The abort system is a tower atop a cover that fits over Orion during launch and ascent through Earth’s atmosphere. It features a powerful, four-nozzle solid rocket, called the abort motor, which, when engaged, will quickly shepherd Orion and its precious human cargo away from the launch vehicle in an emergency.

It’s also equipped with a smaller, eight-nozzle motor at the top of the tower, called the attitude control motor, which is designed to steer and stabilize Orion towards safety. In the wind tunnel, plumes from both of these motors are simulated using high-pressure air.

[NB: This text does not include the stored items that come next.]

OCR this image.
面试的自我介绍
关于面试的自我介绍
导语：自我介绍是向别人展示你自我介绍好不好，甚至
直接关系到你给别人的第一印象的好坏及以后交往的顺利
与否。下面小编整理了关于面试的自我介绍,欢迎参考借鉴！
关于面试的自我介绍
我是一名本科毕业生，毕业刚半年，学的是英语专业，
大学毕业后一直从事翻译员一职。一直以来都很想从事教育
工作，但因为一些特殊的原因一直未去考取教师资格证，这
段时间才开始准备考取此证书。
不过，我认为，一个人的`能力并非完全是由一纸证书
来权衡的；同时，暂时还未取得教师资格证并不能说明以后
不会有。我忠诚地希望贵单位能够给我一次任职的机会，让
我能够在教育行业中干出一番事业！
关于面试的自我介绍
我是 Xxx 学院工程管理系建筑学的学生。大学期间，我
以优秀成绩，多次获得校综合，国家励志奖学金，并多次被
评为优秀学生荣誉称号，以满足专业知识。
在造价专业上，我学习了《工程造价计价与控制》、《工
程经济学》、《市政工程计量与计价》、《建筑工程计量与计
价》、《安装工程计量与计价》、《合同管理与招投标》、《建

“Our team at Ames Research Center conducts simulations that help us develop assured launch abort technology and resolve complex aerodynamic interactions,” said Mark Geyer, Orion Project Office manager at NASA Johnson Space Center, Houston. “The team¹s work greatly contributes to ensuring the safety of the astronaut crew throughout the entire mission. The launch abort system wind tunnel tests were a major factor in the development of the LAS and the recent successful Pad Abort 1 flight test.”

The wind tunnel tests at NASA Ames are part of a larger effort to facilitate the development of Orion, NASA’s new Orion spacecraft. Engineers across the agency, including NASA’s Johnson Space Center, Houston and NASA’s Langley
Research Center, Hampton in Virginia., are involved in successfully completing these tests in wind tunnels across the US.